An example of a Short Story Narrative would be to follow this outline: This is a problem our clients have. We define it this way. We solve it this way.
One of the 3 R’s is to “reformat” other content. Turn a blog post into a video or vice versa. Turn an interview like this one into a blog post. Melinda, you do a great job of this.
The third type of swipe file or starter template I use is what I call a Persuasion Map. Like any map, it gives you an overview of the land (your content) and a path to get from where you are to where you want to go. One of the most popular Persuasion Maps is called PAS. PAS stands for:
Problem: Present the problem your prospect feels.
Agitation: Poke at that problem until it’s visceral.
Solution: Present your solution to the agitated problem. Start with any of these three, and you’ll write faster and with a better idea of where you need to end up.
SmallBizLady: Conversion is a big part of what you do. Does that mean you only focus on getting a sale? Doesn’t that get annoying for potential customers of your clients?

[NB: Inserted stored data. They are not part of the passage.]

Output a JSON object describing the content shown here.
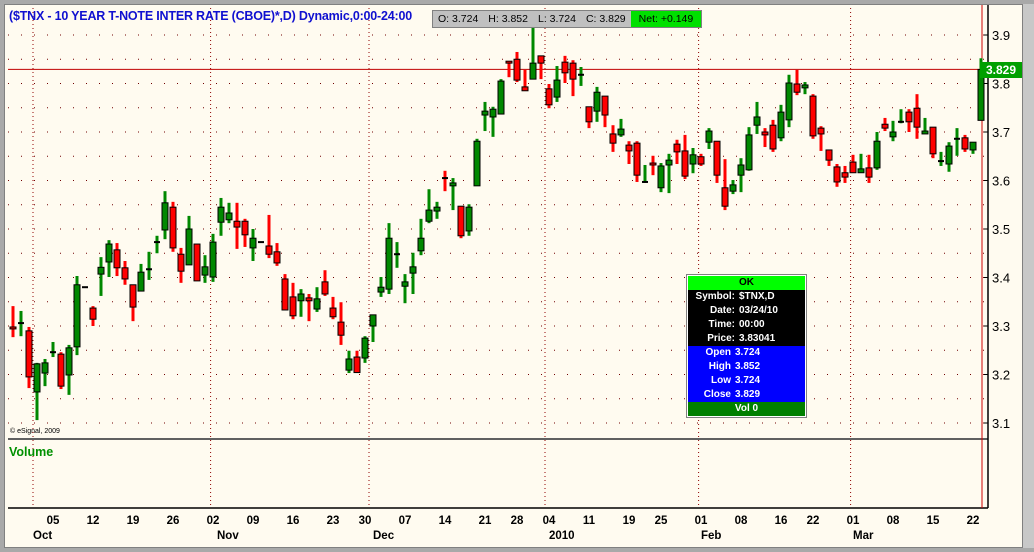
{
  "title": "($TNX - 10 YEAR T-NOTE INTER RATE (CBOE)*,D) Dynamic,0:00-24:00",
  "quote_bar": {
    "open": "O: 3.724",
    "high": "H: 3.852",
    "low": "L: 3.724",
    "close": "C: 3.829",
    "net": "Net: +0.149"
  },
  "copyright": "© eSignal, 2009",
  "volume_label": "Volume",
  "last_price_label": "3.829",
  "tooltip": {
    "ok": "OK",
    "rows": [
      {
        "k": "Symbol:",
        "v": "$TNX,D"
      },
      {
        "k": "Date:",
        "v": "03/24/10"
      },
      {
        "k": "Time:",
        "v": "00:00"
      },
      {
        "k": "Price:",
        "v": "3.83041"
      }
    ],
    "ohlc": [
      {
        "k": "Open",
        "v": "3.724"
      },
      {
        "k": "High",
        "v": "3.852"
      },
      {
        "k": "Low",
        "v": "3.724"
      },
      {
        "k": "Close",
        "v": "3.829"
      }
    ],
    "vol": "Vol 0"
  },
  "colors": {
    "up": "#008800",
    "down": "#ff0000",
    "accent": "#1010d0",
    "net": "#00e000"
  },
  "chart_data": {
    "type": "candlestick",
    "symbol": "$TNX",
    "ylim": [
      3.08,
      3.93
    ],
    "yticks": [
      3.1,
      3.2,
      3.3,
      3.4,
      3.5,
      3.6,
      3.7,
      3.8,
      3.9
    ],
    "ytick_labels": [
      "3.1",
      "3.2",
      "3.3",
      "3.4",
      "3.5",
      "3.6",
      "3.7",
      "3.8",
      "3.9"
    ],
    "last_close": 3.829,
    "x_day_labels": [
      {
        "i": 5,
        "t": "05"
      },
      {
        "i": 10,
        "t": "12"
      },
      {
        "i": 15,
        "t": "19"
      },
      {
        "i": 20,
        "t": "26"
      },
      {
        "i": 25,
        "t": "02"
      },
      {
        "i": 30,
        "t": "09"
      },
      {
        "i": 35,
        "t": "16"
      },
      {
        "i": 40,
        "t": "23"
      },
      {
        "i": 44,
        "t": "30"
      },
      {
        "i": 49,
        "t": "07"
      },
      {
        "i": 54,
        "t": "14"
      },
      {
        "i": 59,
        "t": "21"
      },
      {
        "i": 63,
        "t": "28"
      },
      {
        "i": 67,
        "t": "04"
      },
      {
        "i": 72,
        "t": "11"
      },
      {
        "i": 77,
        "t": "19"
      },
      {
        "i": 81,
        "t": "25"
      },
      {
        "i": 86,
        "t": "01"
      },
      {
        "i": 91,
        "t": "08"
      },
      {
        "i": 96,
        "t": "16"
      },
      {
        "i": 100,
        "t": "22"
      },
      {
        "i": 105,
        "t": "01"
      },
      {
        "i": 110,
        "t": "08"
      },
      {
        "i": 115,
        "t": "15"
      },
      {
        "i": 120,
        "t": "22"
      }
    ],
    "x_month_labels": [
      {
        "i": 2,
        "t": "Oct"
      },
      {
        "i": 25,
        "t": "Nov"
      },
      {
        "i": 44.5,
        "t": "Dec"
      },
      {
        "i": 66.5,
        "t": "2010"
      },
      {
        "i": 85.5,
        "t": "Feb"
      },
      {
        "i": 104.5,
        "t": "Mar"
      }
    ],
    "month_separators": [
      2,
      24.2,
      44,
      66,
      85.2,
      104.2
    ],
    "ohlc": [
      [
        3.298,
        3.341,
        3.277,
        3.294
      ],
      [
        3.306,
        3.331,
        3.279,
        3.306
      ],
      [
        3.29,
        3.298,
        3.172,
        3.195
      ],
      [
        3.164,
        3.224,
        3.106,
        3.222
      ],
      [
        3.203,
        3.232,
        3.176,
        3.224
      ],
      [
        3.246,
        3.267,
        3.236,
        3.246
      ],
      [
        3.242,
        3.246,
        3.17,
        3.176
      ],
      [
        3.199,
        3.261,
        3.158,
        3.255
      ],
      [
        3.257,
        3.403,
        3.24,
        3.385
      ],
      [
        3.38,
        3.381,
        3.379,
        3.38
      ],
      [
        3.337,
        3.341,
        3.3,
        3.314
      ],
      [
        3.407,
        3.442,
        3.362,
        3.421
      ],
      [
        3.432,
        3.477,
        3.401,
        3.469
      ],
      [
        3.457,
        3.471,
        3.403,
        3.42
      ],
      [
        3.42,
        3.434,
        3.385,
        3.397
      ],
      [
        3.385,
        3.385,
        3.31,
        3.339
      ],
      [
        3.372,
        3.428,
        3.372,
        3.411
      ],
      [
        3.417,
        3.453,
        3.395,
        3.417
      ],
      [
        3.473,
        3.486,
        3.45,
        3.473
      ],
      [
        3.498,
        3.578,
        3.479,
        3.554
      ],
      [
        3.545,
        3.556,
        3.453,
        3.461
      ],
      [
        3.448,
        3.461,
        3.389,
        3.413
      ],
      [
        3.426,
        3.527,
        3.426,
        3.5
      ],
      [
        3.469,
        3.469,
        3.393,
        3.393
      ],
      [
        3.405,
        3.446,
        3.389,
        3.422
      ],
      [
        3.401,
        3.49,
        3.391,
        3.473
      ],
      [
        3.514,
        3.564,
        3.486,
        3.545
      ],
      [
        3.519,
        3.554,
        3.512,
        3.533
      ],
      [
        3.516,
        3.554,
        3.459,
        3.504
      ],
      [
        3.516,
        3.521,
        3.463,
        3.488
      ],
      [
        3.461,
        3.5,
        3.434,
        3.481
      ],
      [
        3.473,
        3.474,
        3.472,
        3.473
      ],
      [
        3.465,
        3.529,
        3.44,
        3.448
      ],
      [
        3.453,
        3.471,
        3.424,
        3.43
      ],
      [
        3.397,
        3.407,
        3.333,
        3.333
      ],
      [
        3.36,
        3.389,
        3.314,
        3.321
      ],
      [
        3.352,
        3.376,
        3.319,
        3.366
      ],
      [
        3.358,
        3.366,
        3.31,
        3.352
      ],
      [
        3.335,
        3.38,
        3.329,
        3.356
      ],
      [
        3.391,
        3.415,
        3.362,
        3.366
      ],
      [
        3.337,
        3.36,
        3.314,
        3.319
      ],
      [
        3.308,
        3.349,
        3.261,
        3.281
      ],
      [
        3.209,
        3.249,
        3.203,
        3.232
      ],
      [
        3.236,
        3.249,
        3.204,
        3.204
      ],
      [
        3.234,
        3.279,
        3.224,
        3.275
      ],
      [
        3.3,
        3.323,
        3.267,
        3.323
      ],
      [
        3.37,
        3.401,
        3.36,
        3.38
      ],
      [
        3.376,
        3.512,
        3.366,
        3.481
      ],
      [
        3.448,
        3.473,
        3.42,
        3.448
      ],
      [
        3.382,
        3.407,
        3.347,
        3.391
      ],
      [
        3.409,
        3.451,
        3.366,
        3.422
      ],
      [
        3.455,
        3.521,
        3.446,
        3.481
      ],
      [
        3.516,
        3.582,
        3.512,
        3.539
      ],
      [
        3.537,
        3.556,
        3.521,
        3.545
      ],
      [
        3.605,
        3.62,
        3.578,
        3.603
      ],
      [
        3.589,
        3.605,
        3.539,
        3.595
      ],
      [
        3.547,
        3.547,
        3.481,
        3.486
      ],
      [
        3.496,
        3.551,
        3.486,
        3.545
      ],
      [
        3.589,
        3.686,
        3.589,
        3.681
      ],
      [
        3.735,
        3.762,
        3.702,
        3.743
      ],
      [
        3.731,
        3.752,
        3.69,
        3.747
      ],
      [
        3.737,
        3.809,
        3.737,
        3.805
      ],
      [
        3.846,
        3.846,
        3.813,
        3.842
      ],
      [
        3.85,
        3.865,
        3.803,
        3.807
      ],
      [
        3.793,
        3.828,
        3.785,
        3.785
      ],
      [
        3.809,
        3.916,
        3.809,
        3.842
      ],
      [
        3.857,
        3.857,
        3.809,
        3.842
      ],
      [
        3.789,
        3.799,
        3.749,
        3.756
      ],
      [
        3.772,
        3.836,
        3.762,
        3.807
      ],
      [
        3.844,
        3.857,
        3.801,
        3.822
      ],
      [
        3.842,
        3.848,
        3.774,
        3.809
      ],
      [
        3.818,
        3.834,
        3.795,
        3.818
      ],
      [
        3.752,
        3.752,
        3.708,
        3.721
      ],
      [
        3.743,
        3.793,
        3.721,
        3.782
      ],
      [
        3.774,
        3.774,
        3.71,
        3.735
      ],
      [
        3.696,
        3.714,
        3.659,
        3.677
      ],
      [
        3.694,
        3.727,
        3.69,
        3.706
      ],
      [
        3.673,
        3.681,
        3.634,
        3.661
      ],
      [
        3.677,
        3.681,
        3.597,
        3.611
      ],
      [
        3.597,
        3.632,
        3.595,
        3.597
      ],
      [
        3.636,
        3.651,
        3.611,
        3.632
      ],
      [
        3.585,
        3.636,
        3.576,
        3.63
      ],
      [
        3.632,
        3.655,
        3.574,
        3.642
      ],
      [
        3.675,
        3.684,
        3.634,
        3.659
      ],
      [
        3.661,
        3.694,
        3.603,
        3.609
      ],
      [
        3.634,
        3.667,
        3.615,
        3.653
      ],
      [
        3.649,
        3.655,
        3.63,
        3.634
      ],
      [
        3.679,
        3.708,
        3.665,
        3.702
      ],
      [
        3.681,
        3.681,
        3.595,
        3.611
      ],
      [
        3.585,
        3.644,
        3.539,
        3.547
      ],
      [
        3.578,
        3.601,
        3.572,
        3.591
      ],
      [
        3.611,
        3.646,
        3.576,
        3.632
      ],
      [
        3.622,
        3.71,
        3.62,
        3.694
      ],
      [
        3.714,
        3.762,
        3.696,
        3.731
      ],
      [
        3.7,
        3.708,
        3.669,
        3.694
      ],
      [
        3.714,
        3.725,
        3.659,
        3.665
      ],
      [
        3.688,
        3.756,
        3.681,
        3.741
      ],
      [
        3.725,
        3.818,
        3.71,
        3.801
      ],
      [
        3.799,
        3.828,
        3.776,
        3.782
      ],
      [
        3.791,
        3.803,
        3.778,
        3.797
      ],
      [
        3.774,
        3.778,
        3.686,
        3.692
      ],
      [
        3.708,
        3.712,
        3.661,
        3.696
      ],
      [
        3.663,
        3.663,
        3.63,
        3.642
      ],
      [
        3.628,
        3.634,
        3.587,
        3.597
      ],
      [
        3.616,
        3.63,
        3.595,
        3.607
      ],
      [
        3.638,
        3.653,
        3.616,
        3.616
      ],
      [
        3.616,
        3.655,
        3.616,
        3.624
      ],
      [
        3.626,
        3.653,
        3.595,
        3.607
      ],
      [
        3.626,
        3.7,
        3.622,
        3.681
      ],
      [
        3.716,
        3.729,
        3.702,
        3.708
      ],
      [
        3.69,
        3.723,
        3.681,
        3.7
      ],
      [
        3.721,
        3.747,
        3.718,
        3.721
      ],
      [
        3.741,
        3.747,
        3.7,
        3.721
      ],
      [
        3.749,
        3.778,
        3.686,
        3.71
      ],
      [
        3.696,
        3.729,
        3.696,
        3.702
      ],
      [
        3.71,
        3.71,
        3.646,
        3.655
      ],
      [
        3.64,
        3.659,
        3.63,
        3.64
      ],
      [
        3.634,
        3.679,
        3.618,
        3.671
      ],
      [
        3.686,
        3.708,
        3.651,
        3.686
      ],
      [
        3.688,
        3.694,
        3.659,
        3.665
      ],
      [
        3.663,
        3.679,
        3.655,
        3.679
      ],
      [
        3.724,
        3.852,
        3.724,
        3.829
      ]
    ]
  }
}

Sean McCool: Great question! Making a sale is only one type of conversion. I define conversion as a trackable action that moves a person closer to becoming a customer or client. For example, you can use a lead magnet such as an ebook, a click-through in an email to watch a video, or a call to action such as leave a comment on a social media post, etc. There’s a whole conversation here on what’s trackable but just know nearly everything is trackable online.
SmallBizLady: Why is it important for small businesses to understand their company’s narrative?

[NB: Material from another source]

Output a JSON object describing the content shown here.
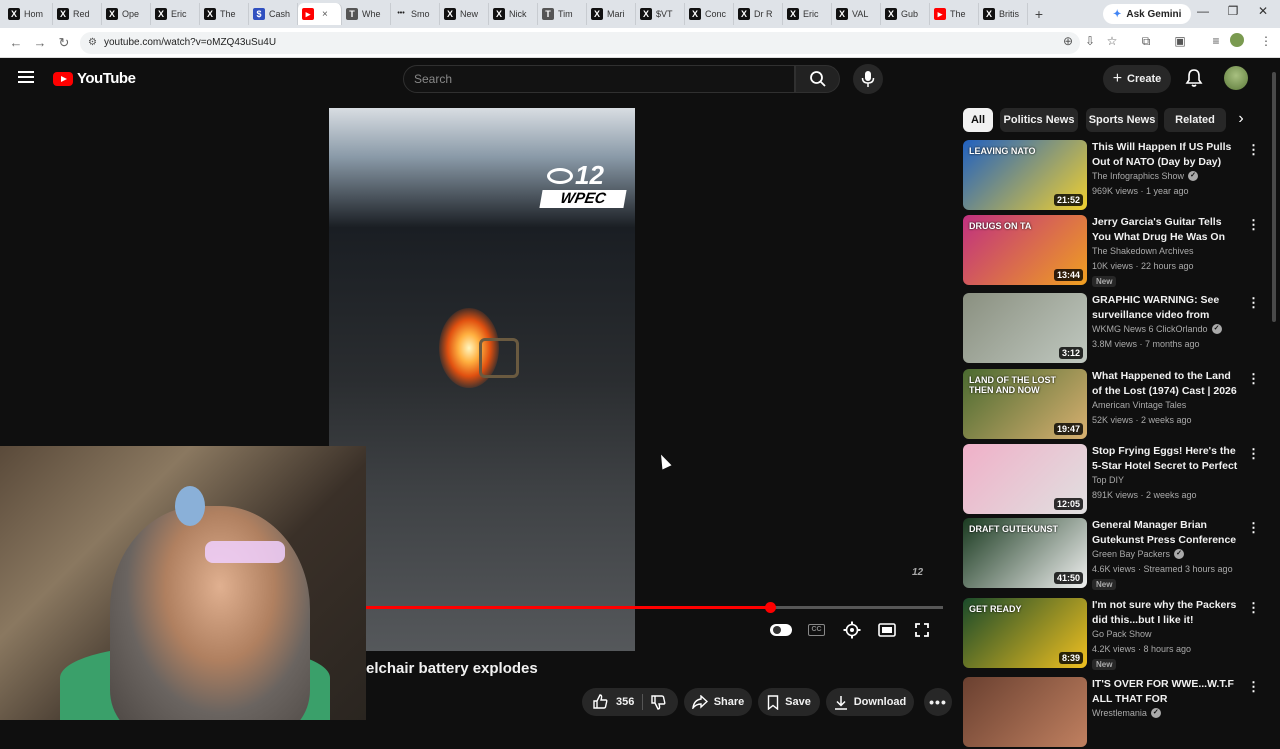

Kim I. Plyler: With all the changes happening in the media landscape, it’s critical for small businesses to fully understand their company’s narrative. Having a clear, concise focus that is repeated by everyone on your team helps key stakeholders and the public understand what your business is all about. It truly reaches your bottom-line.
SmallBizLady: How do you handle clients who come to you who do not have a handle on their “narrative” or “story”?
Kim I. Plyler: We have a specific process that we go through to help a person or an organization discover their story, develop it, and share it with key audiences. Master Your Story is a process platform program that takes individuals or businesses in the present moment and helps them draw from past experiences to craft a future that improves their lives as well as humanity.
SmallBizLady: What is one trend you see in your field of communications that could benefit small businesses?
Kim I. Plyler: Web-based communication in real-time (WebRTC) is a truly breakthrough concept that allows you to run a video conference and to collaborate with people in the internet browser without installing any other program, special plugins, modules or accompanying programs. Thus, users acquire an incredibly simple tool to support all types of remote communication: chat, screen sharing, content sharing, audio, and video communication. This levels the playing field between BIG businesses and small businesses.